= Ronald Mace =

American architect

Ronald Lawrence Mace, FAIA (August 3, 1942 – June 29, 1998) was an American architect, product designer, educator, and consultant. He is best known for coining the term universal design and for his work advocating for people with disabilities.

== Early life and education ==
Ronald L. Mace was born in Jersey City, New Jersey, and grew up in Winston-Salem, North Carolina. He was the youngest of 2 children. In 1950, at the age of nine, he contracted polio, which led to him spending a year in the hospital. After contracting polio, he used a wheelchair for the rest of his life.

Mace studied architecture at the North Carolina State University's School of Design, where he encountered inaccessible facilities that limited his ability to use campus facilities. He graduated with a degree in architecture in 1966.
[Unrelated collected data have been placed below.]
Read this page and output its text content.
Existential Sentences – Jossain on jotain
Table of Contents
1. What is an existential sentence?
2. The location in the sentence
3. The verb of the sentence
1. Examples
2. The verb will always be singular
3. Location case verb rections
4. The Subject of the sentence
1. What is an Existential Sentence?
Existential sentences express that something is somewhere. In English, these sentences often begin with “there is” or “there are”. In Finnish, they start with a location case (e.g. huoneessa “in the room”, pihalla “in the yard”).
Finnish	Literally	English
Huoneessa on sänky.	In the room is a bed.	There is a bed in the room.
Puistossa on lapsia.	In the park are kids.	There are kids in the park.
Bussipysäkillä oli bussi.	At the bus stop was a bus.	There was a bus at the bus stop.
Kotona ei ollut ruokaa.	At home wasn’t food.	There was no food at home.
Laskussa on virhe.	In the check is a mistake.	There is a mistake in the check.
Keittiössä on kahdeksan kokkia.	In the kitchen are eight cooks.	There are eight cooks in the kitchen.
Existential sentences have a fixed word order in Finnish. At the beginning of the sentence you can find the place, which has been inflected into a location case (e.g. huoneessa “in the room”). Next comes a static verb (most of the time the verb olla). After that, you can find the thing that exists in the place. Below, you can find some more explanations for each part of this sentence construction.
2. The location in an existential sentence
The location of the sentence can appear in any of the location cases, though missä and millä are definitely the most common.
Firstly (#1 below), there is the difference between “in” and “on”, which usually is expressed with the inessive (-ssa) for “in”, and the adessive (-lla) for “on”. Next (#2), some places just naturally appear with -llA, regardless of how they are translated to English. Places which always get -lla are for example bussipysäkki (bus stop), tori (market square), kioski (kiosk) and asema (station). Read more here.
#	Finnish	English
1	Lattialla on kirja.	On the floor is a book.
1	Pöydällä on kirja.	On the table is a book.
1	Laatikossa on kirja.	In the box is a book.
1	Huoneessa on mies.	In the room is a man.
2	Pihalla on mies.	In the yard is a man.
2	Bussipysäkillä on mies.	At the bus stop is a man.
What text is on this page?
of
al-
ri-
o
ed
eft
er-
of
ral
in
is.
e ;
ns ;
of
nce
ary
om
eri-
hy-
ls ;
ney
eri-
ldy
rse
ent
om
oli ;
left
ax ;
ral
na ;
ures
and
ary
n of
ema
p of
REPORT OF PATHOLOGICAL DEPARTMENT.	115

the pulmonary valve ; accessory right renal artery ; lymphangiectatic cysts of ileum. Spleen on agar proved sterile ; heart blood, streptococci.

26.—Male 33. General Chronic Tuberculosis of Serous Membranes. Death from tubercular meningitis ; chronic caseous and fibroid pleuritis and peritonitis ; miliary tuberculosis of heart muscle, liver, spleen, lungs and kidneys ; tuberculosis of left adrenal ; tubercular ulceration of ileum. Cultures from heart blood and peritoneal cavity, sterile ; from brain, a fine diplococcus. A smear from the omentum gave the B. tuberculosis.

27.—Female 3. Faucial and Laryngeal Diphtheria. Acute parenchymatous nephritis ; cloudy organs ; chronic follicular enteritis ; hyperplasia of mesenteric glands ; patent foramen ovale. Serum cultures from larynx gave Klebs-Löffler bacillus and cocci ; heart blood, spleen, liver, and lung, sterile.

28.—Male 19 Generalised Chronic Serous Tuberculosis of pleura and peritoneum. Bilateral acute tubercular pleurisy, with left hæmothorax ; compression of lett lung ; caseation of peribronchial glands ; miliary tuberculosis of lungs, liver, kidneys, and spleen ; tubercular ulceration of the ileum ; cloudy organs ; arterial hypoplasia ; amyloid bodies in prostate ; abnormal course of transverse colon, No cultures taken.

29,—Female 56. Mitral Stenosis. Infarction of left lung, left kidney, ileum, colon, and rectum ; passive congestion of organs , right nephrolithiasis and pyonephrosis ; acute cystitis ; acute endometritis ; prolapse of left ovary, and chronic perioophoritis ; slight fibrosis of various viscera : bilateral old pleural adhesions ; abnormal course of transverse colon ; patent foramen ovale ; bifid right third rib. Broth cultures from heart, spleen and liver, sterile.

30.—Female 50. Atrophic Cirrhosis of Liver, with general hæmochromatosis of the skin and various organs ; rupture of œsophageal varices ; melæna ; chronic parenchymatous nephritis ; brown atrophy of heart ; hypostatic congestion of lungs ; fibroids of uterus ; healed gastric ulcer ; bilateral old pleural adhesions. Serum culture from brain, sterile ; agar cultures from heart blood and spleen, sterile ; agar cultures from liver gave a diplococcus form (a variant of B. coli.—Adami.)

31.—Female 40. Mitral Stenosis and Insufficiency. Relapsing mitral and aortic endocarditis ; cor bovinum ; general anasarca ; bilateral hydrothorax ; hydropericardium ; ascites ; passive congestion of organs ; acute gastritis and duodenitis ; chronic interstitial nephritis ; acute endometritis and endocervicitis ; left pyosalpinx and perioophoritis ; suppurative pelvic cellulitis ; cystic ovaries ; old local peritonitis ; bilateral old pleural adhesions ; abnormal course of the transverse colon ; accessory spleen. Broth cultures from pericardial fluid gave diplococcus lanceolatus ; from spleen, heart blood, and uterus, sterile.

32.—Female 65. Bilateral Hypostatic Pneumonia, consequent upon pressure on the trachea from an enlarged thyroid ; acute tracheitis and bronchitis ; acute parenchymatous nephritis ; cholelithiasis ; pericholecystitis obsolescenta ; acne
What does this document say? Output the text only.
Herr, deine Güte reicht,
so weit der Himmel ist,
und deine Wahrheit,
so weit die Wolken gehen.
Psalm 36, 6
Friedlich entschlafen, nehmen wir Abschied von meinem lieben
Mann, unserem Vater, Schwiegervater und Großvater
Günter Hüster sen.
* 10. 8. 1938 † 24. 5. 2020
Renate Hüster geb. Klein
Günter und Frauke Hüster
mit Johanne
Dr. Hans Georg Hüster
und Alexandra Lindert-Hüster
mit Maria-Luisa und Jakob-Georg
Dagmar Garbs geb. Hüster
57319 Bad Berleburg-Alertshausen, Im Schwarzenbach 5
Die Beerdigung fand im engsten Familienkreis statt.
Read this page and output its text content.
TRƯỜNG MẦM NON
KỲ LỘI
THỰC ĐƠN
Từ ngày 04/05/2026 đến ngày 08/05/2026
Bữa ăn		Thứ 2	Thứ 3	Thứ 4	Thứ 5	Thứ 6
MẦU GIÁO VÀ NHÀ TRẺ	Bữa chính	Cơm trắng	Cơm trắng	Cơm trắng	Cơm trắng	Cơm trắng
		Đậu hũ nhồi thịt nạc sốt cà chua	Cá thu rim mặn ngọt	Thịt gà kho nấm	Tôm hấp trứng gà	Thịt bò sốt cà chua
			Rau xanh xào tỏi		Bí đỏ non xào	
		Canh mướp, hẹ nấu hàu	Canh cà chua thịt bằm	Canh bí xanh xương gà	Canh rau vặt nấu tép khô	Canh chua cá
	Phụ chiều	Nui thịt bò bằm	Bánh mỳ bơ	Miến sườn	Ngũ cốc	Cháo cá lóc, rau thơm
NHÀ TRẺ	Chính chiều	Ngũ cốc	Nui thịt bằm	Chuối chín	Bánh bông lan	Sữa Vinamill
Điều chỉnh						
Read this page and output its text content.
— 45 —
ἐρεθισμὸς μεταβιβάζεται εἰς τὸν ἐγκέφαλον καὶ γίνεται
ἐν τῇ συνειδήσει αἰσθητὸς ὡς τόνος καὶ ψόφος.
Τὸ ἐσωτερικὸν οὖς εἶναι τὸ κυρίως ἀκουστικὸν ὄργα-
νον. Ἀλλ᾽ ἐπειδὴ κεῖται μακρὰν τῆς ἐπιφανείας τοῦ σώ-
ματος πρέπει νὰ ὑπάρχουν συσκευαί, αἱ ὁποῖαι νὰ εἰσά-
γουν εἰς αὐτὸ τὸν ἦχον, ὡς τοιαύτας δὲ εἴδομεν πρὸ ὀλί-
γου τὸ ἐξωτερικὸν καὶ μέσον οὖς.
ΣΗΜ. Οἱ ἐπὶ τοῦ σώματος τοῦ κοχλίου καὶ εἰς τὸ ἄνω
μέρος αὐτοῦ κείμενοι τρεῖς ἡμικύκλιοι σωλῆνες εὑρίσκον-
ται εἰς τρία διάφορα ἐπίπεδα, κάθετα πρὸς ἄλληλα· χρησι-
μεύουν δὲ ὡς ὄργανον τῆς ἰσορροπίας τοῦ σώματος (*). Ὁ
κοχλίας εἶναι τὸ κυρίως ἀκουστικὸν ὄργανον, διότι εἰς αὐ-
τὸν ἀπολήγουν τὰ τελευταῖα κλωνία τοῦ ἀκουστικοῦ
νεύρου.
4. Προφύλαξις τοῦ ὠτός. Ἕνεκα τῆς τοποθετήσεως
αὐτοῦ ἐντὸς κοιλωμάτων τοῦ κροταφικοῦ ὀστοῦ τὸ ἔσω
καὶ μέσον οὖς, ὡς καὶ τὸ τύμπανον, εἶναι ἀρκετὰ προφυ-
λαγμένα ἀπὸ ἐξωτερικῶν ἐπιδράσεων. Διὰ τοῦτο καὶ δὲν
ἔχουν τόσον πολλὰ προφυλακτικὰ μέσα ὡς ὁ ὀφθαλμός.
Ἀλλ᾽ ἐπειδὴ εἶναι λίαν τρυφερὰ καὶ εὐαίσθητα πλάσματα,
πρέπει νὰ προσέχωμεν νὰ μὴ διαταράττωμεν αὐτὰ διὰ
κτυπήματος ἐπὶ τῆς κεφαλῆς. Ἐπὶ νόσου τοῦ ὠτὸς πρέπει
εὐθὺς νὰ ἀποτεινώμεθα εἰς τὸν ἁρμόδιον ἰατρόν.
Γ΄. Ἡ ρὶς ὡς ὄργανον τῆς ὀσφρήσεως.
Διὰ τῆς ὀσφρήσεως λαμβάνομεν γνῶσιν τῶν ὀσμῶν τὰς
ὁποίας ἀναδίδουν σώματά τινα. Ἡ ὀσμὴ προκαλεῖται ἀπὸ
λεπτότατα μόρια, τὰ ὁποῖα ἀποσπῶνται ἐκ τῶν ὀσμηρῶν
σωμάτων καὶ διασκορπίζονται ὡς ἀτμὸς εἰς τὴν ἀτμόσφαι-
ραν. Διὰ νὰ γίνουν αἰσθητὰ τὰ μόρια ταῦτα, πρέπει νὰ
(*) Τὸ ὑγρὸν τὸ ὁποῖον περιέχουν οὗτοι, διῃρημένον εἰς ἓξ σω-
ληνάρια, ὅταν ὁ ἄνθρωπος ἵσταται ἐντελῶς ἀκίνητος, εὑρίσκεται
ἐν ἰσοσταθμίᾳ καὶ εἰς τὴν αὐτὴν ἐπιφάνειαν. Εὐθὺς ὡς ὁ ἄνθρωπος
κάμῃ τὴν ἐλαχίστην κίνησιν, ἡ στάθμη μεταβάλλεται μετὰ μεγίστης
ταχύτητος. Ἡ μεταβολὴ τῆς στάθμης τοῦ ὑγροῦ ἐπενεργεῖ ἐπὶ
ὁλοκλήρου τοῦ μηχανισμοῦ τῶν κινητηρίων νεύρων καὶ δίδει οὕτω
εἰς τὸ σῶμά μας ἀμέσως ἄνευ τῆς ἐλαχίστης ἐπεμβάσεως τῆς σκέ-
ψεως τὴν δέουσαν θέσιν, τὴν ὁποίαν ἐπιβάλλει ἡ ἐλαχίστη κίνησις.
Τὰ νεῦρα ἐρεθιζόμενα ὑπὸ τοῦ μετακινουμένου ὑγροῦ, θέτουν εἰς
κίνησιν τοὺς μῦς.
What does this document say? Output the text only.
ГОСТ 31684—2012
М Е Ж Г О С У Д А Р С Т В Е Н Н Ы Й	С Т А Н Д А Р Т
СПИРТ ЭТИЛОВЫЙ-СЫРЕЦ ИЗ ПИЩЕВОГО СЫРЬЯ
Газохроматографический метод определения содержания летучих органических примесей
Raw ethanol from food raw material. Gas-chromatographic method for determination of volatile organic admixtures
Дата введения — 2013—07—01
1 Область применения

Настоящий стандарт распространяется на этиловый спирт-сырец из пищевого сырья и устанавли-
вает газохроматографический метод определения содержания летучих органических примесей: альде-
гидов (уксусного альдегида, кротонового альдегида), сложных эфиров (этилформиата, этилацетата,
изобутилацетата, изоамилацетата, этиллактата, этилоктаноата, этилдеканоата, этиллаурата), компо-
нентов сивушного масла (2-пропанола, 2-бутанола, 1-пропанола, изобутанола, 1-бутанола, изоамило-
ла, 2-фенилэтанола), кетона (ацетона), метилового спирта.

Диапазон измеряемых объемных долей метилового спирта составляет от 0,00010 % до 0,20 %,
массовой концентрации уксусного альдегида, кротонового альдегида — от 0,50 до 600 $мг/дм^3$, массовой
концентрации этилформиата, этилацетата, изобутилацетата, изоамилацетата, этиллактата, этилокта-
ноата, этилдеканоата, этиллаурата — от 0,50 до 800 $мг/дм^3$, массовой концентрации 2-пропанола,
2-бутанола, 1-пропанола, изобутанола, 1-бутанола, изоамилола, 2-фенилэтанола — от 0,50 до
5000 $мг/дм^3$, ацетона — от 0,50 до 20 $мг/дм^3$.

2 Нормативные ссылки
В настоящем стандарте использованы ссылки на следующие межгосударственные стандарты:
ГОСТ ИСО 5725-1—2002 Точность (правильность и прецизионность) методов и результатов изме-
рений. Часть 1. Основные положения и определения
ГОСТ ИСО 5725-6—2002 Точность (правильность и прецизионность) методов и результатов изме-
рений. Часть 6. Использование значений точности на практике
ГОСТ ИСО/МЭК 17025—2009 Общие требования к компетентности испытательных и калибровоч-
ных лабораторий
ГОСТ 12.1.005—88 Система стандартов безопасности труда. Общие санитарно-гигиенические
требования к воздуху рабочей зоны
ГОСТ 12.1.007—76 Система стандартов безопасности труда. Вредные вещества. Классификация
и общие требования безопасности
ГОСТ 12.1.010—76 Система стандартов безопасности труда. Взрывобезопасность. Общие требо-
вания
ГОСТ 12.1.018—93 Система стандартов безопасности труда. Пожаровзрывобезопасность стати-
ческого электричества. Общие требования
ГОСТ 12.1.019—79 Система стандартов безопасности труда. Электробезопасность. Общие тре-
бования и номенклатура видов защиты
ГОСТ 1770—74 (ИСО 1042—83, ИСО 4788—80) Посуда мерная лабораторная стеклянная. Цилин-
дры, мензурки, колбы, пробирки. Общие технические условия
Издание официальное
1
== Architectural and design career ==
After his graduation, Mace worked for four years as an architect before becoming involved in advocacy for accessibility in building design. He was instrumental in North Carolina's March 13, 1973, adoption of Chapter 11X, which was the first accessibility-focused building code to be adopted in the United States. This code served as a model for other states and was one of the foundations of the later movement to pass federal legislation prohibiting disability discrimination, including the Fair Housing Amendments Act of 1988 and the Americans with Disabilities Act of 1990. He also worked on the Rehabilitation Act of 1973. Mace was the president and registered agent of Barrier Free Environments, Inc., which was founded in 1974. It was a consulting firm focused on accessibility and universal design. He was also a Principal at BFE Architecture, P.A.

In conjunction with his alma mater, North Carolina State University's School of Design in Raleigh, he founded the Center for Accessible Housing in 1989. It later became the Center for Universal Design. This center, which received federal funding, became “a leading national and international resource for research and information on universal design in housing, products, and the built environment.” He was also a research professor in the Architecture Department at the School of Design.

== Honors and awards ==
Mace was a Fellow of the American Institute of Architects. In 1992, Mace received the Distinguished Service Award of the President of the United States from President Bush “for promoting dignity, equality, independence, and employment of disabled people.” In 1996, Mace received a Presidential Citation from the American Institute of Architects. He also received the 1997 North Carolina State University Distinguished Alumni Award.

== Personal life ==
Mace was married to Lockhart Follin-Mace, who served as the first executive director of the Governor's Advocacy Council for Persons with Disabilities from its creation in 1979. Follin-Mace died in 1991 from cancer.

Mace was survived by his nephew William H. Mace, III and his partner Joy Weeber.

== Death ==
Ronald L. Mace died at his home in Raleigh, North Carolina, on June 29, 1998. The cause of death was a heart arrhythmia caused by polio.